Two of those often named as Bathing Beauties later distanced themselves from the appellation: Mabel Normand and Gloria Swanson. Normand was a featured player, and her 1912 8-minute film The Water Nymph may have been the direct inspiration for the Bathing Beauties. Although Gloria Swanson worked for Sennett in 1916 and was photographed in a bathing suit, she was also a star and "vehemently denied" being one of the bathing beauties.
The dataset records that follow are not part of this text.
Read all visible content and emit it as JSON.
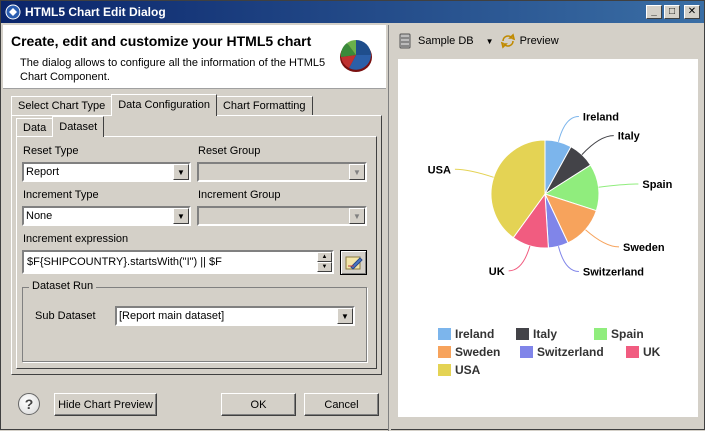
{
  "window": {
    "title": "HTML5 Chart Edit Dialog",
    "minimize_label": "_",
    "maximize_label": "□",
    "close_label": "✕"
  },
  "header": {
    "title": "Create, edit and customize your HTML5 chart",
    "description": "The dialog allows to configure all the information of the HTML5 Chart Component."
  },
  "main_tabs": [
    {
      "label": "Select Chart Type",
      "active": false
    },
    {
      "label": "Data Configuration",
      "active": true
    },
    {
      "label": "Chart Formatting",
      "active": false
    }
  ],
  "sub_tabs": [
    {
      "label": "Data",
      "active": false
    },
    {
      "label": "Dataset",
      "active": true
    }
  ],
  "form": {
    "reset_type_label": "Reset Type",
    "reset_type_value": "Report",
    "reset_group_label": "Reset Group",
    "reset_group_value": "",
    "increment_type_label": "Increment Type",
    "increment_type_value": "None",
    "increment_group_label": "Increment Group",
    "increment_group_value": "",
    "increment_expression_label": "Increment expression",
    "increment_expression_value": "$F{SHIPCOUNTRY}.startsWith(\"I\") || $F",
    "dataset_run_title": "Dataset Run",
    "sub_dataset_label": "Sub Dataset",
    "sub_dataset_value": "[Report main dataset]"
  },
  "buttons": {
    "help": "?",
    "hide_preview": "Hide Chart Preview",
    "ok": "OK",
    "cancel": "Cancel"
  },
  "preview_toolbar": {
    "sample_db_label": "Sample DB",
    "preview_label": "Preview"
  },
  "chart_data": {
    "type": "pie",
    "categories": [
      "Ireland",
      "Italy",
      "Spain",
      "Sweden",
      "Switzerland",
      "UK",
      "USA"
    ],
    "values": [
      8,
      8,
      14,
      13,
      6,
      11,
      40
    ],
    "colors": [
      "#7cb5ec",
      "#434348",
      "#90ed7d",
      "#f7a35c",
      "#8085e9",
      "#f15c80",
      "#e4d354"
    ],
    "legend_position": "bottom"
  }
}
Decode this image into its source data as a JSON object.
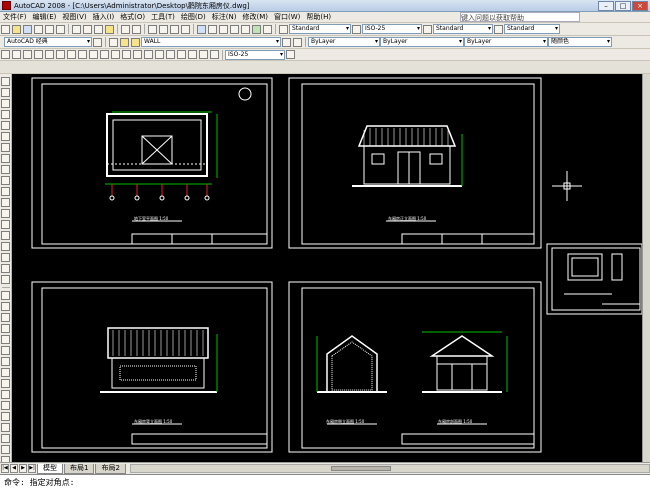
{
  "window": {
    "title": "AutoCAD 2008 - [C:\\Users\\Administrator\\Desktop\\鹳院东厢房仪.dwg]",
    "buttons": {
      "minimize": "–",
      "maximize": "□",
      "close": "×"
    }
  },
  "menu": {
    "items": [
      "文件(F)",
      "编辑(E)",
      "视图(V)",
      "插入(I)",
      "格式(O)",
      "工具(T)",
      "绘图(D)",
      "标注(N)",
      "修改(M)",
      "窗口(W)",
      "帮助(H)"
    ],
    "help_search_placeholder": "键入问题以获取帮助"
  },
  "toolbar2": {
    "text_style": "Standard",
    "dim_style": "ISO-25",
    "table_style": "Standard",
    "ml_style": "Standard"
  },
  "toolbar3": {
    "workspace": "AutoCAD 经典",
    "layer": "WALL",
    "color": "ByLayer",
    "linetype": "ByLayer",
    "lineweight": "ByLayer",
    "plotstyle": "随颜色",
    "dim_scale": "ISO-25"
  },
  "sheets": {
    "plan_title": "地下室平面图 1:50",
    "front_title": "东厢房正立面图 1:50",
    "back_title": "东厢房背立面图 1:50",
    "section_title": "东厢房剖面图 1:50",
    "side_title": "东厢房侧立面图 1:50"
  },
  "layout_tabs": [
    "模型",
    "布局1",
    "布局2"
  ],
  "active_tab": "模型",
  "command": {
    "prompt": "命令: 指定对角点:"
  },
  "colors": {
    "canvas": "#000000",
    "lines": "#ffffff",
    "dim_green": "#00c000",
    "axis_red": "#e02020"
  }
}
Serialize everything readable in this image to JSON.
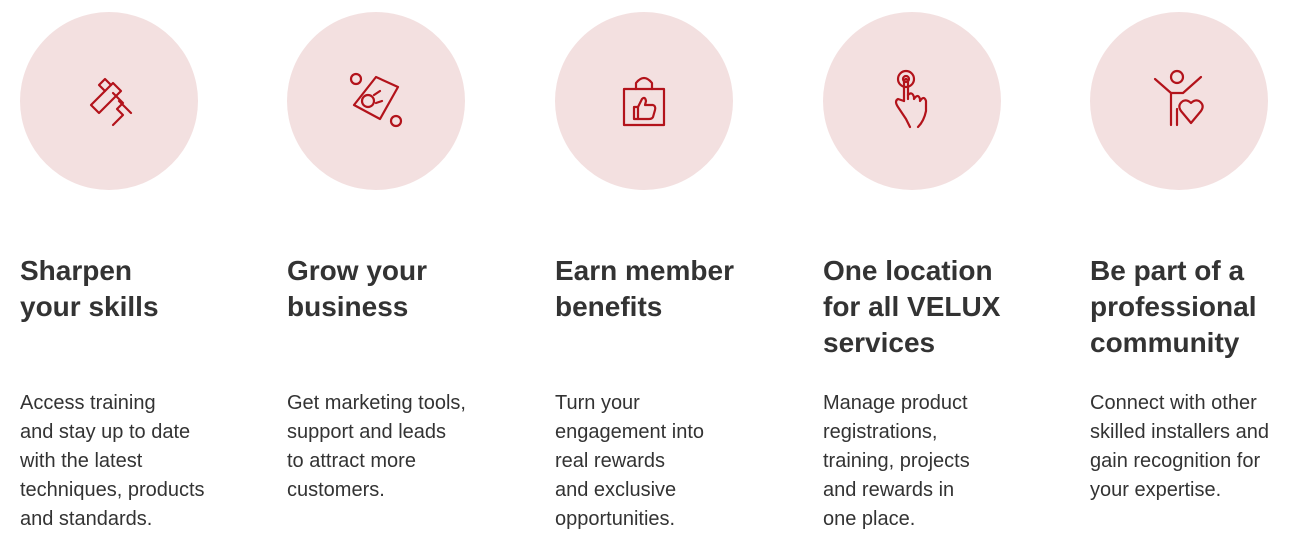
{
  "accent_color": "#b3131b",
  "circle_color": "#f3e0e0",
  "features": [
    {
      "icon": "hammer-icon",
      "title": "Sharpen\nyour skills",
      "description": "Access training\nand stay up to date\nwith the latest\ntechniques, products\nand standards."
    },
    {
      "icon": "discount-tag-icon",
      "title": "Grow your\nbusiness",
      "description": "Get marketing tools,\nsupport and leads\nto attract more\ncustomers."
    },
    {
      "icon": "shopping-bag-thumbs-up-icon",
      "title": "Earn member\nbenefits",
      "description": "Turn your\nengagement into\nreal rewards\nand exclusive\nopportunities."
    },
    {
      "icon": "pointing-hand-icon",
      "title": "One location\nfor all VELUX\nservices",
      "description": "Manage product\nregistrations,\ntraining, projects\nand rewards in\none place."
    },
    {
      "icon": "person-heart-icon",
      "title": "Be part of a\nprofessional\ncommunity",
      "description": "Connect with other\nskilled installers and\ngain recognition for\nyour expertise."
    }
  ]
}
Sennett explained his inspiration for the Bathing Beauties:

One morning as I went through the Times, in my tub, I noticed a three-column picture on Page One of a pretty girl who had been involved in a minor traffic accident. The picture made the front page for two obvious and attractive reasons. The young lady's knees were showing.
— Mack Sennett, King of Comedy

In the 1920s, Sennett's Bathing Beauties remained popular enough to provoke imitators such as the Christie Studios' Bathing Beauties (counting Raquel Torres and Laura La Plante as alumnae) and Fox Film Corporation's "Sunshine Girls" (counting Janet Gaynor as an alumna). The Sennett Bathing Beauties continued to appear through 1928. There was a brief revival in 1949, in connection with publicity for the Sennett comedy compilation film Down Memory Lane.